I recently had a thought provoking discussion with Gianni Giacomelli, who runs strategy and marketing for SAP's BPO business unit. One of the major focuses of our discussion was how some providers appear to be succeeding more than others in the still nascent procurement BPO, hosting and technology market. As an example, I've known for some time that Hubwoo was having a banner year providing services and technology hosting/BPO around SAP's SRM solutions. Obviously a big part of this has been their ability to capitalize on the missed SRM 6.0 launch and the marketing and product uncertainty surrounding emerging product launches. By hosting older versions of the product and offering enabling services around it, Hubwoo has been in a good position to provide a reliable and proven offering to procurement organizations that have been skeptical about SAP.

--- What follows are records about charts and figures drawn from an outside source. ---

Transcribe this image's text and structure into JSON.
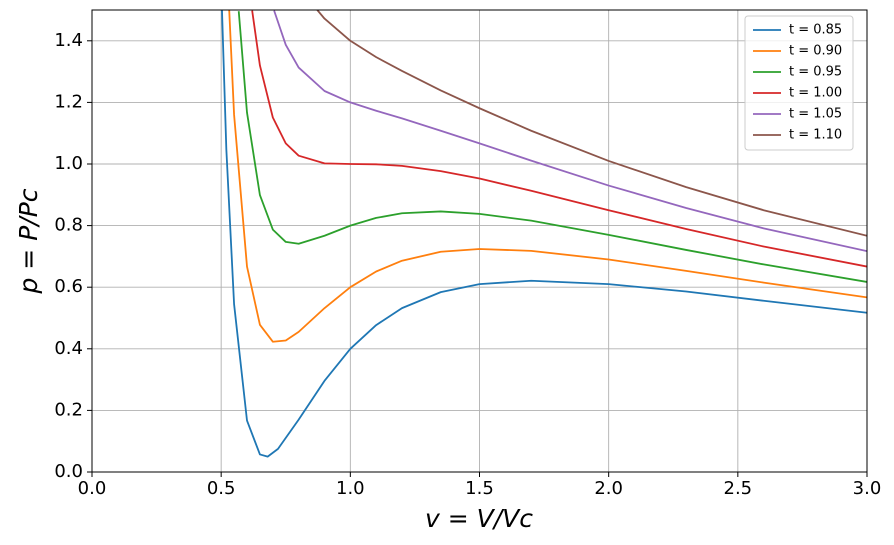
{
  "chart_data": {
    "type": "line",
    "xlabel": "v = V/Vc",
    "ylabel": "p = P/Pc",
    "xlim": [
      0,
      3
    ],
    "ylim": [
      0,
      1.5
    ],
    "xticks": [
      {
        "value": 0,
        "label": "0.0"
      },
      {
        "value": 0.5,
        "label": "0.5"
      },
      {
        "value": 1,
        "label": "1.0"
      },
      {
        "value": 1.5,
        "label": "1.5"
      },
      {
        "value": 2,
        "label": "2.0"
      },
      {
        "value": 2.5,
        "label": "2.5"
      },
      {
        "value": 3,
        "label": "3.0"
      }
    ],
    "yticks": [
      {
        "value": 0,
        "label": "0.0"
      },
      0.2,
      0.4,
      0.6,
      0.8,
      {
        "value": 1,
        "label": "1.0"
      },
      1.2,
      1.4
    ],
    "grid": true,
    "legend": "upper-right",
    "series": [
      {
        "name": "t = 0.85",
        "color": "#1f77b4",
        "x": [
          0.503,
          0.52,
          0.55,
          0.6,
          0.65,
          0.68,
          0.72,
          0.8,
          0.9,
          1.0,
          1.1,
          1.2,
          1.35,
          1.5,
          1.7,
          2.0,
          2.3,
          2.6,
          3.0
        ],
        "values": [
          1.503,
          1.048,
          0.545,
          0.167,
          0.057,
          0.05,
          0.075,
          0.17,
          0.296,
          0.4,
          0.477,
          0.532,
          0.584,
          0.61,
          0.621,
          0.61,
          0.586,
          0.556,
          0.517
        ]
      },
      {
        "name": "t = 0.90",
        "color": "#ff7f0e",
        "x": [
          0.531,
          0.55,
          0.6,
          0.65,
          0.7,
          0.75,
          0.8,
          0.9,
          1.0,
          1.1,
          1.2,
          1.35,
          1.5,
          1.7,
          2.0,
          2.3,
          2.6,
          3.0
        ],
        "values": [
          1.502,
          1.16,
          0.667,
          0.478,
          0.423,
          0.427,
          0.455,
          0.532,
          0.6,
          0.651,
          0.686,
          0.715,
          0.724,
          0.718,
          0.69,
          0.653,
          0.615,
          0.567
        ]
      },
      {
        "name": "t = 0.95",
        "color": "#2ca02c",
        "x": [
          0.568,
          0.6,
          0.65,
          0.7,
          0.75,
          0.8,
          0.9,
          1.0,
          1.1,
          1.2,
          1.35,
          1.5,
          1.7,
          2.0,
          2.3,
          2.6,
          3.0
        ],
        "values": [
          1.496,
          1.167,
          0.899,
          0.787,
          0.747,
          0.741,
          0.767,
          0.8,
          0.825,
          0.84,
          0.846,
          0.838,
          0.816,
          0.77,
          0.721,
          0.674,
          0.617
        ]
      },
      {
        "name": "t = 1.00",
        "color": "#d62728",
        "x": [
          0.62,
          0.65,
          0.7,
          0.75,
          0.8,
          0.9,
          1.0,
          1.1,
          1.2,
          1.35,
          1.5,
          1.7,
          2.0,
          2.3,
          2.6,
          3.0
        ],
        "values": [
          1.498,
          1.32,
          1.151,
          1.067,
          1.027,
          1.002,
          1.0,
          0.999,
          0.994,
          0.977,
          0.953,
          0.913,
          0.85,
          0.789,
          0.732,
          0.667
        ]
      },
      {
        "name": "t = 1.05",
        "color": "#9467bd",
        "x": [
          0.705,
          0.75,
          0.8,
          0.9,
          1.0,
          1.1,
          1.2,
          1.35,
          1.5,
          1.7,
          2.0,
          2.3,
          2.6,
          3.0
        ],
        "values": [
          1.498,
          1.387,
          1.313,
          1.237,
          1.2,
          1.173,
          1.148,
          1.108,
          1.067,
          1.011,
          0.93,
          0.857,
          0.791,
          0.717
        ]
      },
      {
        "name": "t = 1.10",
        "color": "#8c564b",
        "x": [
          0.87,
          0.9,
          1.0,
          1.1,
          1.2,
          1.35,
          1.5,
          1.7,
          2.0,
          2.3,
          2.6,
          3.0
        ],
        "values": [
          1.502,
          1.472,
          1.4,
          1.347,
          1.302,
          1.239,
          1.181,
          1.108,
          1.01,
          0.925,
          0.85,
          0.767
        ]
      }
    ]
  }
}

I have my own opinions about why Hubwoo has been succeeding, but I was curious to get another take on why. One of Gianni's theories, which I agree with, is that there are segments of the BPO market that focus on "one to many" services that are highly replicable across a customer base. In an earlier comment to a post, Gianni wrote that, "Hubwoo, and in the near future Quadrem, operate a one-to-many BPO model where the service provision is based on a multi-tenant architecture, where the provider brings to the table a substantially standardized model, but does not engage in massive re-engineering and change management of the client. In this model the provider provides a more limited scope of "labor-based" heavy lifting [compared with traditional complete solution outsourcing models from the likes of Accenture, IBM, etc.], leaving the rest of the actual running of the procurement process to the client. These providers indeed benefit from the usage of their own network."

What types of scalable services can a provider offer on such a network? They can offer, for example, productized services such as catalog management, help-desk support, applications management, hosting, etc -- all of the areas Hubwoo has chosen to focus on. Other areas of outsourcing such as procurement strategy and sourcing consulting, implementation, category management, and managed procurement all require customer solutions and custom sales. These make them harder to sell -- especially for firms and outsourcers that don't have the big consulting partner-sales guns as Accenture, IBM, Deloitte and others.

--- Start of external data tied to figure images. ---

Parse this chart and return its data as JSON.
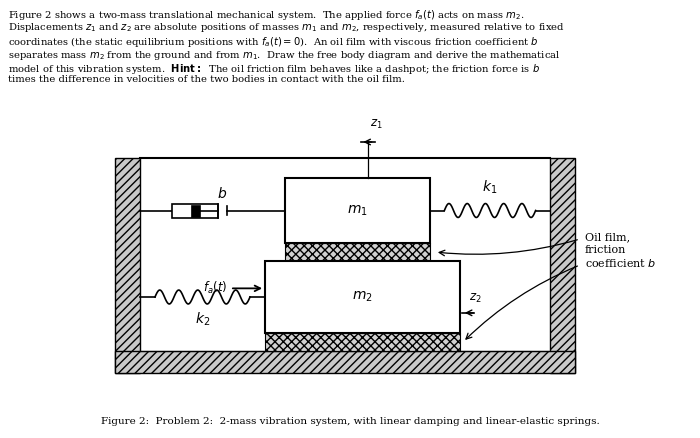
{
  "bg_color": "#ffffff",
  "fig_width": 7.0,
  "fig_height": 4.38,
  "dpi": 100,
  "wall_hatch": "////",
  "oil_hatch": "xxxx",
  "wall_fc": "#c8c8c8",
  "oil_fc": "#d0d0d0",
  "mass_fc": "#ffffff",
  "lw": 1.2,
  "para_lines": [
    "Figure 2 shows a two-mass translational mechanical system.  The applied force $f_a(t)$ acts on mass $m_2$.",
    "Displacements $z_1$ and $z_2$ are absolute positions of masses $m_1$ and $m_2$, respectively, measured relative to fixed",
    "coordinates (the static equilibrium positions with $f_a(t) = 0$).  An oil film with viscous friction coefficient $b$",
    "separates mass $m_2$ from the ground and from $m_1$.  Draw the free body diagram and derive the mathematical",
    "model of this vibration system.  \\mathbf{Hint:}  The oil friction film behaves like a dashpot; the friction force is $b$",
    "times the difference in velocities of the two bodies in contact with the oil film."
  ],
  "caption": "Figure 2:  Problem 2:  2-mass vibration system, with linear damping and linear-elastic springs."
}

Because Hubwoo, in contrast, is focused primarily on selling one-to-many services that are easily replicable across different customer deployments -- and because of their singular focus on core areas rather than venturing off into the Spend Management services abyss -- they've been able to gain significant traction with their SAP offerings in contrast to some of the other providers SAP is partnered with. But the big question will be, once SAP turns the marketing and product crank and comes out with a coherent view of its strategy, products, and procurement direction (something customers are still waiting for), whether Hubwoo's services will still be in demand.

I'm guessing they will primarily because in a recession, SAP is likely to see lower uptake in capital investments for procurement technology. But customers are more than happy to pay as they go. Which as we all know, is a boon for On-Demand software, services and BPO models. Especially those that are only a partial "shift" rather than the wholesale outsourcing of the application and support stack and all the pain, sales challenges and implementation heartburn that comes with it.